There are significant benefits, but also some disadvantages associated with the third party ownership models and PPAs. The benefits include:
- Ability to tap into Federal Investment Tax Credits (ITC’s): The “Energy Improvement and Extension Act of 2008”, signed into law on October 3, 2008, includes an 8-year extension of the 30% residential and business Investment Tax Credit for solar systems. Since schools and public entities do not pay taxes, they can not benefit from this significant incentive. However, third party ownership models introduce a tax paying entity, allowing solar schools to tap into the federal investment tax credits and thus significantly reducing the costs of PV Solar Systems.
- Ability to tap into Federal Modified Accelerated Cost Recovery System (MACRS) and Bonus Depreciation: The IRS allows businesses a 5-year accelerated depreciation of eligible assets such as PV Solar Systems, reducing the taxable income. If certain criteria are met, the Energy Improvement and Extension Act of 2008 also provides a bonus depreciation.
- No or low up-front costs: The initial investment costs for PV Solar Systems can be substantial. In third party ownership models the system owner covers the investments so that schools have no or low up front costs.
- Stable and predictable electricity prices for 20 to 25 years: In the first year of the PPA, solar schools typically pay an electricity price to system owner, which is below the current electricity retail price. This price then increases annually based on a set percentage, since average residential electricity prices have been increasing close to 5% over the last five years. The benefit for schools is to have predictable energy prices, which will not change with volatile energy markets.
- Operation and maintenance responsibility is handled by the system owner: The system owner’s qualified resources operate and maintain the PV Solar system, removing this burden from the schools.
- Buyout option provides ownership potentia: There can be the option for the school to buy out the system from the system owner. In order to maximize the economic benefit, this would typically be done after six years, once the federal tax incentives are exhausted.
- Risk avoidance: Schools have no responsibility if the Solar Energy System does not perform and does not generate the expected electricity. However, in this case, schools would need to purchase more electricity from the utility company to cover the shortfall.
While the benefits are significant, there are a few disadvantages to consider:
- Ownership of the “clean” energy attributes: If the school sells ownership of the Solar Renewable Energy Certificate credits (SRECs) to create an additional revenue stream, it is not accurate any more to claim “green” energy generation, as this attribute has been transferred to the buyer of the SREC. Public statements and advertisement have to be drafted carefully, but it still would be possible to claim that a “PV Solar System is being hosted”.

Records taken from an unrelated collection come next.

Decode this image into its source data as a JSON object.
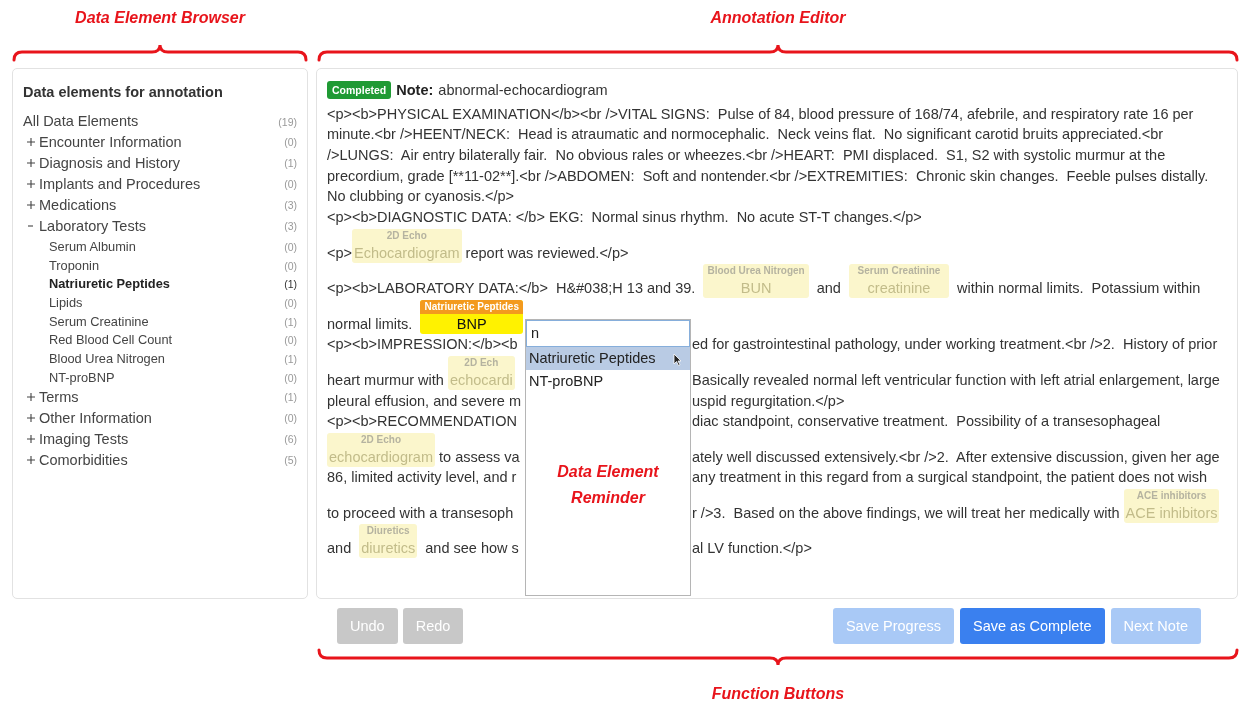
{
  "callouts": {
    "browser": "Data Element Browser",
    "editor": "Annotation Editor",
    "reminder_line1": "Data Element",
    "reminder_line2": "Reminder",
    "buttons": "Function Buttons"
  },
  "browser": {
    "title": "Data elements for annotation",
    "tree": [
      {
        "label": "All Data Elements",
        "count": "(19)",
        "selected": false,
        "children": [
          {
            "label": "Encounter Information",
            "count": "(0)",
            "selected": false,
            "expanded": false
          },
          {
            "label": "Diagnosis and History",
            "count": "(1)",
            "selected": false,
            "expanded": false
          },
          {
            "label": "Implants and Procedures",
            "count": "(0)",
            "selected": false,
            "expanded": false
          },
          {
            "label": "Medications",
            "count": "(3)",
            "selected": false,
            "expanded": false
          },
          {
            "label": "Laboratory Tests",
            "count": "(3)",
            "selected": false,
            "expanded": true,
            "children": [
              {
                "label": "Serum Albumin",
                "count": "(0)",
                "selected": false
              },
              {
                "label": "Troponin",
                "count": "(0)",
                "selected": false
              },
              {
                "label": "Natriuretic Peptides",
                "count": "(1)",
                "selected": true
              },
              {
                "label": "Lipids",
                "count": "(0)",
                "selected": false
              },
              {
                "label": "Serum Creatinine",
                "count": "(1)",
                "selected": false
              },
              {
                "label": "Red Blood Cell Count",
                "count": "(0)",
                "selected": false
              },
              {
                "label": "Blood Urea Nitrogen",
                "count": "(1)",
                "selected": false
              },
              {
                "label": "NT-proBNP",
                "count": "(0)",
                "selected": false
              }
            ]
          },
          {
            "label": "Terms",
            "count": "(1)",
            "selected": false,
            "expanded": false
          },
          {
            "label": "Other Information",
            "count": "(0)",
            "selected": false,
            "expanded": false
          },
          {
            "label": "Imaging Tests",
            "count": "(6)",
            "selected": false,
            "expanded": false
          },
          {
            "label": "Comorbidities",
            "count": "(5)",
            "selected": false,
            "expanded": false
          }
        ]
      }
    ]
  },
  "editor": {
    "status": "Completed",
    "note_label": "Note:",
    "note_name": "abnormal-echocardiogram",
    "lines": [
      {
        "segments": [
          {
            "kind": "text",
            "text": "<p><b>PHYSICAL EXAMINATION</b><br />VITAL SIGNS:  Pulse of 84, blood pressure of 168/74, afebrile, and respiratory rate 16 per"
          }
        ]
      },
      {
        "segments": [
          {
            "kind": "text",
            "text": "minute.<br />HEENT/NECK:  Head is atraumatic and normocephalic.  Neck veins flat.  No significant carotid bruits appreciated.<br"
          }
        ]
      },
      {
        "segments": [
          {
            "kind": "text",
            "text": "/>LUNGS:  Air entry bilaterally fair.  No obvious rales or wheezes.<br />HEART:  PMI displaced.  S1, S2 with systolic murmur at the"
          }
        ]
      },
      {
        "segments": [
          {
            "kind": "text",
            "text": "precordium, grade [**11-02**].<br />ABDOMEN:  Soft and nontender.<br />EXTREMITIES:  Chronic skin changes.  Feeble pulses distally."
          }
        ]
      },
      {
        "segments": [
          {
            "kind": "text",
            "text": "No clubbing or cyanosis.</p>"
          }
        ]
      },
      {
        "segments": [
          {
            "kind": "text",
            "text": "<p><b>DIAGNOSTIC DATA: </b> EKG:  Normal sinus rhythm.  No acute ST-T changes.</p>"
          }
        ]
      },
      {
        "segments": [
          {
            "kind": "text",
            "text": "<p>"
          },
          {
            "kind": "annotation",
            "label": "2D Echo",
            "text": "Echocardiogram",
            "active": false
          },
          {
            "kind": "text",
            "text": " report was reviewed.</p>"
          }
        ]
      },
      {
        "segments": [
          {
            "kind": "text",
            "text": "<p><b>LABORATORY DATA:</b>  H&#038;H 13 and 39.  "
          },
          {
            "kind": "annotation",
            "label": "Blood Urea Nitrogen",
            "text": "BUN",
            "active": false
          },
          {
            "kind": "text",
            "text": "  and  "
          },
          {
            "kind": "annotation",
            "label": "Serum Creatinine",
            "text": "creatinine",
            "active": false
          },
          {
            "kind": "text",
            "text": "  within normal limits.  Potassium within"
          }
        ]
      },
      {
        "segments": [
          {
            "kind": "text",
            "text": "normal limits.  "
          },
          {
            "kind": "annotation",
            "label": "Natriuretic Peptides",
            "text": "BNP",
            "active": true
          }
        ]
      },
      {
        "segments": [
          {
            "kind": "text",
            "text": "<p><b>IMPRESSION:</b><b"
          }
        ],
        "after_popup": [
          {
            "kind": "text",
            "text": "ed for gastrointestinal pathology, under working treatment.<br />2.  History of prior"
          }
        ]
      },
      {
        "segments": [
          {
            "kind": "text",
            "text": "heart murmur with "
          },
          {
            "kind": "annotation",
            "label": "2D Ech",
            "text": "echocardi",
            "active": false
          }
        ],
        "after_popup": [
          {
            "kind": "text",
            "text": "Basically revealed normal left ventricular function with left atrial enlargement, large"
          }
        ]
      },
      {
        "segments": [
          {
            "kind": "text",
            "text": "pleural effusion, and severe m"
          }
        ],
        "after_popup": [
          {
            "kind": "text",
            "text": "uspid regurgitation.</p>"
          }
        ]
      },
      {
        "segments": [
          {
            "kind": "text",
            "text": "<p><b>RECOMMENDATION"
          }
        ],
        "after_popup": [
          {
            "kind": "text",
            "text": "diac standpoint, conservative treatment.  Possibility of a transesophageal"
          }
        ]
      },
      {
        "segments": [
          {
            "kind": "annotation",
            "label": "2D Echo",
            "text": "echocardiogram",
            "active": false
          },
          {
            "kind": "text",
            "text": " to assess va"
          }
        ],
        "after_popup": [
          {
            "kind": "text",
            "text": "ately well discussed extensively.<br />2.  After extensive discussion, given her age"
          }
        ]
      },
      {
        "segments": [
          {
            "kind": "text",
            "text": "86, limited activity level, and r"
          }
        ],
        "after_popup": [
          {
            "kind": "text",
            "text": "any treatment in this regard from a surgical standpoint, the patient does not wish"
          }
        ]
      },
      {
        "segments": [
          {
            "kind": "text",
            "text": "to proceed with a transesoph"
          }
        ],
        "after_popup": [
          {
            "kind": "text",
            "text": "r />3.  Based on the above findings, we will treat her medically with "
          },
          {
            "kind": "annotation",
            "label": "ACE inhibitors",
            "text": "ACE inhibitors",
            "active": false
          }
        ]
      },
      {
        "segments": [
          {
            "kind": "text",
            "text": "and  "
          },
          {
            "kind": "annotation",
            "label": "Diuretics",
            "text": "diuretics",
            "active": false
          },
          {
            "kind": "text",
            "text": "  and see how s"
          }
        ],
        "after_popup": [
          {
            "kind": "text",
            "text": "al LV function.</p>"
          }
        ]
      }
    ],
    "reminder": {
      "query": "n",
      "options": [
        {
          "label": "Natriuretic Peptides",
          "selected": true
        },
        {
          "label": "NT-proBNP",
          "selected": false
        }
      ]
    }
  },
  "history_buttons": [
    {
      "label": "Undo",
      "disabled": true
    },
    {
      "label": "Redo",
      "disabled": true
    }
  ],
  "action_buttons": [
    {
      "label": "Save Progress",
      "kind": "primary",
      "disabled": true
    },
    {
      "label": "Save as Complete",
      "kind": "primary",
      "disabled": false
    },
    {
      "label": "Next Note",
      "kind": "primary",
      "disabled": true
    }
  ]
}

- Access to facility: Ongoing site access is necessary to maintain the installed solar panels. However, in some cases, some government staff may not be comfortable with a third party accessing the facility.
- Transaction costs and contractual issues: There are transaction costs caused by drafting the PPA, since lawyers with specialized skill sets are necessary.
- Contractual issues: Contractual issues can occur since most local and state governments approve funding for operating obligations on a yearly basis rather than for the full duration of the long-term PPA. However, those concerns can be addressed through specific contractual clauses (e.g. non-appropriation and non-substitution clauses).
Third party ownership models, in conjunction with PPAs, are finding widespread acceptance at schools because they’re discovering the benefits outweigh the disadvantages and allows schools to reach their Renewable Energies goals.